7. De rechtbank ziet geen mogelijkheid om de rechtsgevolgen van het bestreden besluit in stand te laten, omdat verweerder het hiervoor geconstateerde gebrek niet in de beroepsfase heeft hersteld. De rechtbank zal ook niet zelf in de zaak voorzien, omdat het aan verweerder is om nadere informatie te vergaren over de asielmotieven van eiseres. De rechtbank ziet ook geen aanleiding voor het toepassen van een bestuurlijke lus, omdat niet valt in te zien dat eiseres op die manier eerder uitsluitsel zal krijgen in haar zaak dan als verweerder de opdracht wordt gegeven een nieuwe beslissing op de asielaanvraag te nemen. De rechtbank zal verweerder dan ook opdragen om met inachtneming van deze uitspraak een nieuw besluit te nemen op de asielaanvraag van eiseres. Voordat verweerder een nieuw besluit neemt, zal hij in ieder geval de nadere inspanningen als bedoeld in overwegingen 5.3. en 5.4. moeten verrichten om de asielmotieven van eiseres te achterhalen. Uiteraard mag verweerder daarnaast ook nog andere inspanningen verrichten. De rechtbank zal geen termijn stellen voor het nemen van een nieuw besluit op de asielaanvraag, omdat het voor de rechtbank niet goed in te schatten is hoe belastbaar eiseres is en hoeveel tijd er nodig is om haar adequaat nadere schriftelijke vragen te laten beantwoorden. Vanzelfsprekend dient verweerder wel de wettelijke beslistermijn van artikel 42, eerste lid, van de Vw in acht te nemen. Aangezien dit een vrij ruime termijn is en deze zaak inmiddels al lang loopt (de aanvraag is gedaan op 1 juli 2021) spoort de rechtbank verweerder wel aan om voortvarend aan deze zaak en zijn nieuw te nemen besluit te werken.
8. Omdat het beroep gegrond is, ziet de rechtbank aanleiding om verweerder te veroordelen in de door eiseres gemaakte proceskosten. Deze kosten stelt de rechtbank op grond van het Besluit proceskosten bestuursrecht voor de door een derde beroepsmatig verleende rechtsbijstand vast op € 1.750,- (1 punt voor het indienen van het beroepschrift en 1 punt voor het verschijnen ter zitting met een waarde per punt van € 875,- en een wegingsfactor 1).

Beslissing

De rechtbank:
- verklaart het beroep gegrond;
- vernietigt het bestreden besluit;
- draagt verweerder op een nieuw besluit te nemen op de asielaanvraag van eiseres met inachtneming van deze uitspraak;
- veroordeelt verweerder in de proceskosten van eiseres tot een bedrag van € 1.750,-.

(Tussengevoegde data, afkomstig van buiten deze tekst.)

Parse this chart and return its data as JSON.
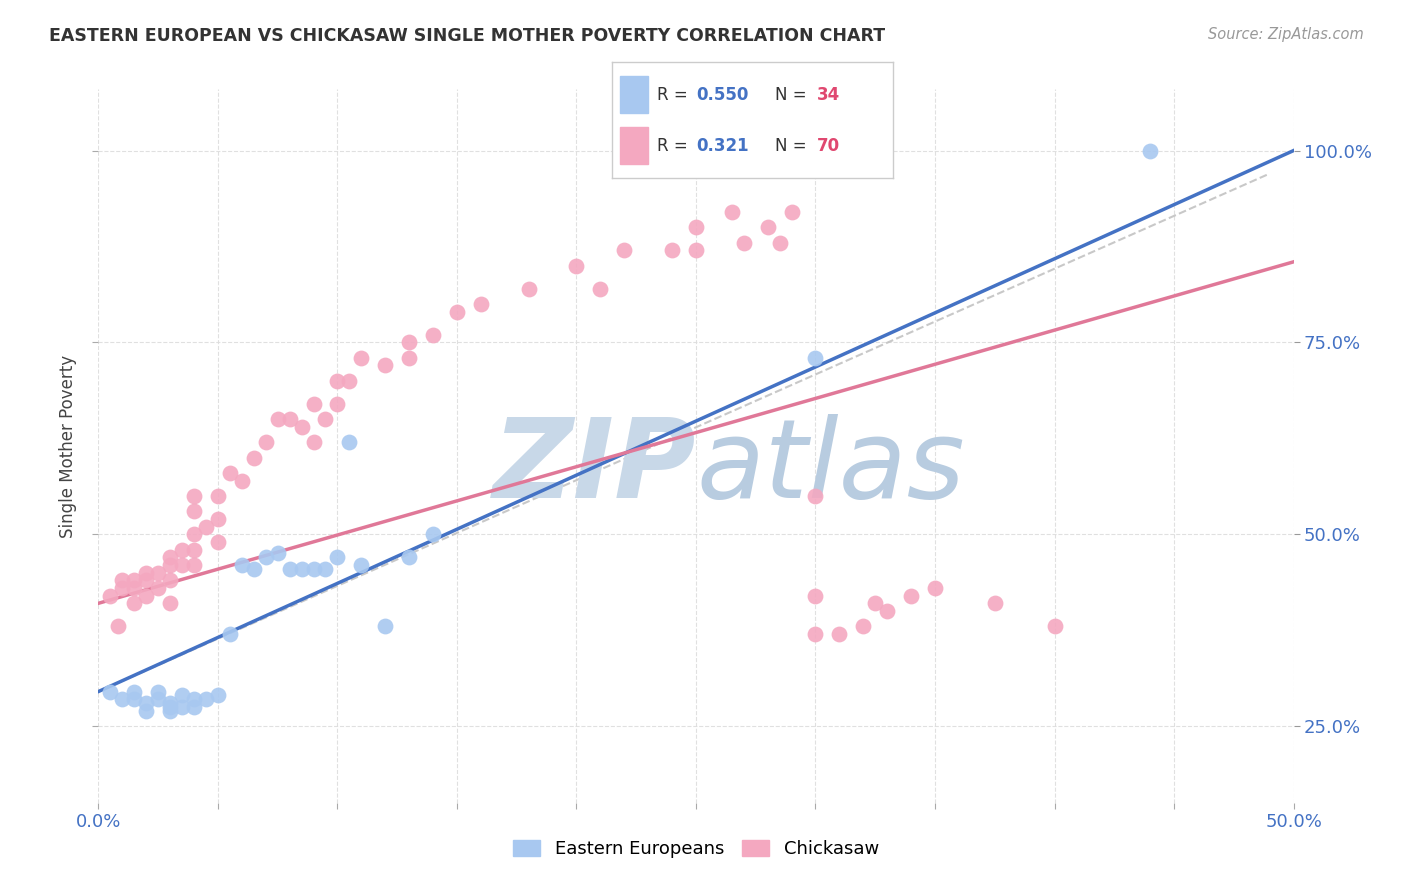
{
  "title": "EASTERN EUROPEAN VS CHICKASAW SINGLE MOTHER POVERTY CORRELATION CHART",
  "source": "Source: ZipAtlas.com",
  "ylabel": "Single Mother Poverty",
  "xmin": 0.0,
  "xmax": 0.5,
  "ymin": 0.15,
  "ymax": 1.08,
  "blue_R": 0.55,
  "blue_N": 34,
  "pink_R": 0.321,
  "pink_N": 70,
  "blue_color": "#a8c8f0",
  "pink_color": "#f4a8c0",
  "trend_blue": "#4472c4",
  "trend_pink": "#e07898",
  "trend_gray": "#bbbbbb",
  "watermark_zip_color": "#c8d8e8",
  "watermark_atlas_color": "#b8cce0",
  "legend_R_color": "#4472c4",
  "legend_N_color": "#e04870",
  "axis_color": "#4472c4",
  "grid_color": "#dddddd",
  "blue_scatter_x": [
    0.005,
    0.01,
    0.015,
    0.015,
    0.02,
    0.02,
    0.025,
    0.025,
    0.03,
    0.03,
    0.03,
    0.035,
    0.035,
    0.04,
    0.04,
    0.045,
    0.05,
    0.055,
    0.06,
    0.065,
    0.07,
    0.075,
    0.08,
    0.085,
    0.09,
    0.095,
    0.1,
    0.105,
    0.11,
    0.12,
    0.13,
    0.14,
    0.3,
    0.44
  ],
  "blue_scatter_y": [
    0.295,
    0.285,
    0.295,
    0.285,
    0.28,
    0.27,
    0.295,
    0.285,
    0.28,
    0.275,
    0.27,
    0.29,
    0.275,
    0.285,
    0.275,
    0.285,
    0.29,
    0.37,
    0.46,
    0.455,
    0.47,
    0.475,
    0.455,
    0.455,
    0.455,
    0.455,
    0.47,
    0.62,
    0.46,
    0.38,
    0.47,
    0.5,
    0.73,
    1.0
  ],
  "pink_scatter_x": [
    0.005,
    0.008,
    0.01,
    0.01,
    0.015,
    0.015,
    0.015,
    0.02,
    0.02,
    0.02,
    0.025,
    0.025,
    0.03,
    0.03,
    0.03,
    0.03,
    0.035,
    0.035,
    0.04,
    0.04,
    0.04,
    0.04,
    0.04,
    0.045,
    0.05,
    0.05,
    0.05,
    0.055,
    0.06,
    0.065,
    0.07,
    0.075,
    0.08,
    0.085,
    0.09,
    0.09,
    0.095,
    0.1,
    0.1,
    0.105,
    0.11,
    0.12,
    0.13,
    0.13,
    0.14,
    0.15,
    0.16,
    0.18,
    0.2,
    0.21,
    0.22,
    0.24,
    0.25,
    0.25,
    0.265,
    0.27,
    0.28,
    0.285,
    0.29,
    0.3,
    0.3,
    0.3,
    0.31,
    0.32,
    0.325,
    0.33,
    0.34,
    0.35,
    0.375,
    0.4
  ],
  "pink_scatter_y": [
    0.42,
    0.38,
    0.44,
    0.43,
    0.44,
    0.43,
    0.41,
    0.45,
    0.44,
    0.42,
    0.45,
    0.43,
    0.47,
    0.46,
    0.44,
    0.41,
    0.48,
    0.46,
    0.55,
    0.53,
    0.5,
    0.48,
    0.46,
    0.51,
    0.55,
    0.52,
    0.49,
    0.58,
    0.57,
    0.6,
    0.62,
    0.65,
    0.65,
    0.64,
    0.67,
    0.62,
    0.65,
    0.7,
    0.67,
    0.7,
    0.73,
    0.72,
    0.75,
    0.73,
    0.76,
    0.79,
    0.8,
    0.82,
    0.85,
    0.82,
    0.87,
    0.87,
    0.9,
    0.87,
    0.92,
    0.88,
    0.9,
    0.88,
    0.92,
    0.55,
    0.42,
    0.37,
    0.37,
    0.38,
    0.41,
    0.4,
    0.42,
    0.43,
    0.41,
    0.38
  ]
}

Deze uitspraak is gedaan door mr. F.A. Groeneveld, rechter, in aanwezigheid van
mr.L. Stoelinga, griffier.
De uitspraak is uitgesproken in het openbaar en bekendgemaakt op:
Rechtsmiddel
Tegen deze uitspraak kan hoger beroep worden ingesteld bij de Afdeling bestuursrechtspraak van de Raad van State binnen één week na de dag van bekendmaking.